As if taking cues from Erika’s impressionist-expressionist mashup, Dolan gives us intense subjectivity in contemplative moments, including a solo swimming sequence that slips into full abstraction. Then he zooms out in talky scenes packed with flamboyant characters. None of the cast is wasted in these ensemble scenes, though Dolan has a tendency to reduce women characters – young and old – to dull caricature.

The film’s lively debates seem designed to reflect the particular nuances of generational change in Quebec (the province’s headline-grabbing racism is vaguely suggested via the boomer characters who bring up race in cursory ways) and echo Dolan’s primary concern: the way heteronormativity limits how men think about love and friendship. All the chest-puffing jockeying and sardonic dialogue serve to emphasize what is unsaid as Matthias and Maxime seem to avoid one another – until they can’t. They will clearly miss each other when Maxime leaves, but do they love each other? If so, in what way?

In key moments, Dolan charts the progression of the central relationship through window frames, evoking the claustrophobia of his past experiments (notably Mommy) with aspect ratios.
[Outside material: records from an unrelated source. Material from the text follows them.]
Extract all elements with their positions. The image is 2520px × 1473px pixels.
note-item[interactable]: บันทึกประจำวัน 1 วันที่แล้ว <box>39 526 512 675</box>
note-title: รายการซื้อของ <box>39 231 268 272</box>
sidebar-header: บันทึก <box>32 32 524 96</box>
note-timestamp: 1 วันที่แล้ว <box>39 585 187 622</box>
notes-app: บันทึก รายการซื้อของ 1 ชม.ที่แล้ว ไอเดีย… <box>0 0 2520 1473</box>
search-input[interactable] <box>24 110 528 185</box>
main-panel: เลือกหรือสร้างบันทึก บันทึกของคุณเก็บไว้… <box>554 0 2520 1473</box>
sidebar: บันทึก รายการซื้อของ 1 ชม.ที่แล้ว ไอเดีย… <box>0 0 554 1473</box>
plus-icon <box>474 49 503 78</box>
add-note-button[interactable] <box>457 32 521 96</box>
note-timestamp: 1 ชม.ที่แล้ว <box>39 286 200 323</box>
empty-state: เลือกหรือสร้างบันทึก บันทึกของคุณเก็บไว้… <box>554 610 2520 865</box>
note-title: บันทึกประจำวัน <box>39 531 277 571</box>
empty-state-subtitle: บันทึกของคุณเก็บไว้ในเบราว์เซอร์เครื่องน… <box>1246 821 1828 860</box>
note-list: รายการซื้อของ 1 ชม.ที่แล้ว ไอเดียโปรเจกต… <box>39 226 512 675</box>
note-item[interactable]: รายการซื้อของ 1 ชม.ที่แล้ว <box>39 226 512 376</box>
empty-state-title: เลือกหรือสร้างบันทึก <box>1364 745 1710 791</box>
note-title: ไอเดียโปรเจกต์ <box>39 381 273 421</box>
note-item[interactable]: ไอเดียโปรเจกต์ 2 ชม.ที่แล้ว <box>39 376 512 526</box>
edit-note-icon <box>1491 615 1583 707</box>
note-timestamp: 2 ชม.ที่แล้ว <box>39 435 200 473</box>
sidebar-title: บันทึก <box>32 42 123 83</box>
This visual repetition comes to a head in an arresting and satisfying climactic shot that suggests emotional progression, but perhaps not the answer the characters are looking for.

The final 20-odd minutes slip into more predictable paces, though the director keeps viewers on their toes with a long take of Maxime spelling out his email address in painfully bad English and blasting a choice Britney Spears track in a strip-club scene.

Men who struggle to be vulnerable is a big theme in cinema lately (Ad Astra being a major example), but Matthias & Maxime goes deeper than most – even if it fumbles, albeit fittingly, toward its conclusion.